Getting new medical knowledge like this adopted in regular practice can take seven to 20 years. Too long, according to assistant professors Sarah J.M. Shaefer, PhD, RN, and Mary Terhaar, DNSc, RN, and colleagues from Michigan’s statewide SIDS program. [“Translating Infant Safe Sleep Evidence Into Nursing Practice,” Journal of Obstetric, Gynecological & Neonatal Nursing, January 2011.]
Since nurses provide visible, hands-on newborn care that is watched and trusted by new mothers and families, they reasoned that what nurses do can influence parental behaviors. According to Shaefer, “If nurses model putting babies to sleep on their backs, parents will observe and learn to do the same thing.”

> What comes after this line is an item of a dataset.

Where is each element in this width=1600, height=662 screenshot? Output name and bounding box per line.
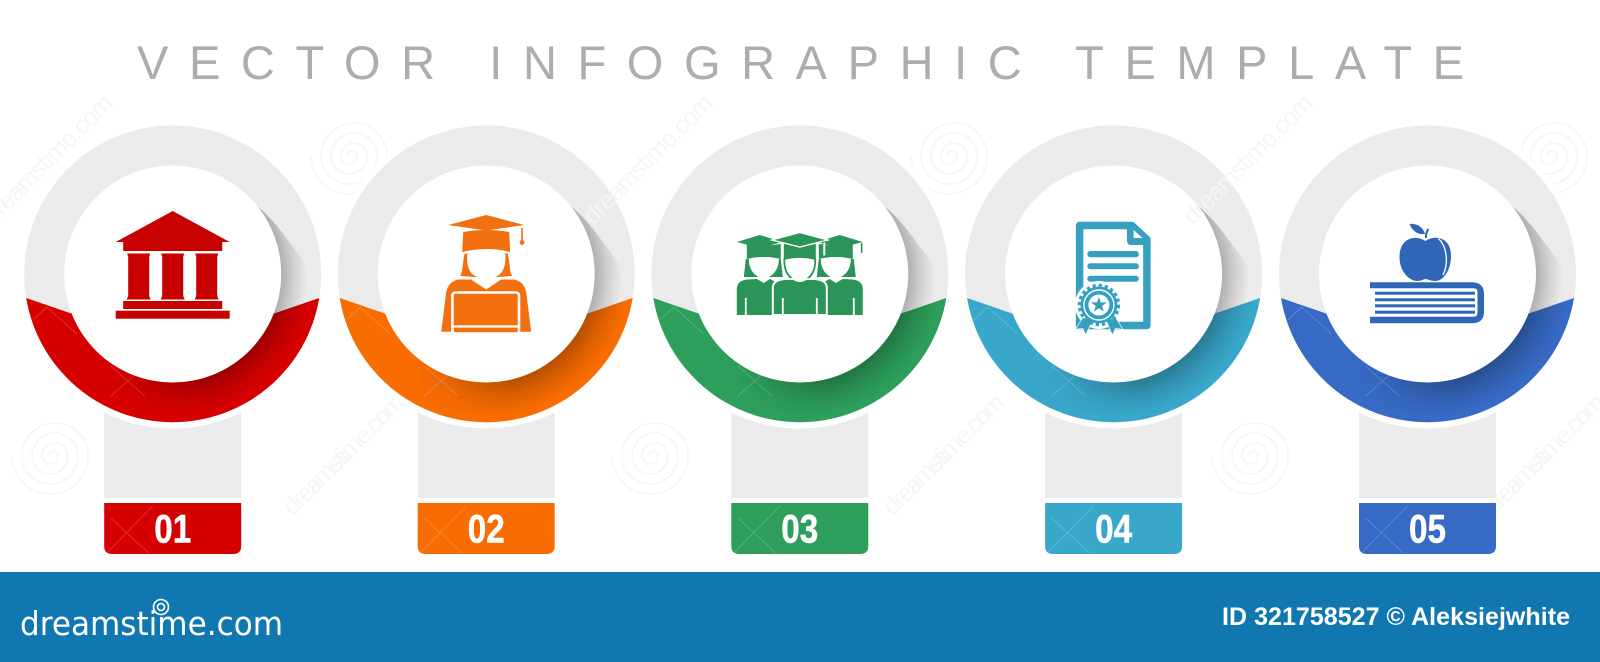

She and Terhaar agree that the challenge is promoting nurses to model that critical new behavior. Using a model by the Michigan SIDS program, a four-year demonstration to help nurses embrace this research found a way to do just that. Terhaar notes, “If you want nurses to change how they usually do something, we found it helps to ask them to be a part of the change process itself.”
The demonstration engaged nurses, administrators, and entire facilities in the job of making the practice part of routine infant care. And it worked in seven urban Michigan hospitals. Nurses adopted and practiced safe-sleep techniques that, in turn, were learned by parents and brought home to communities to keep infants safer.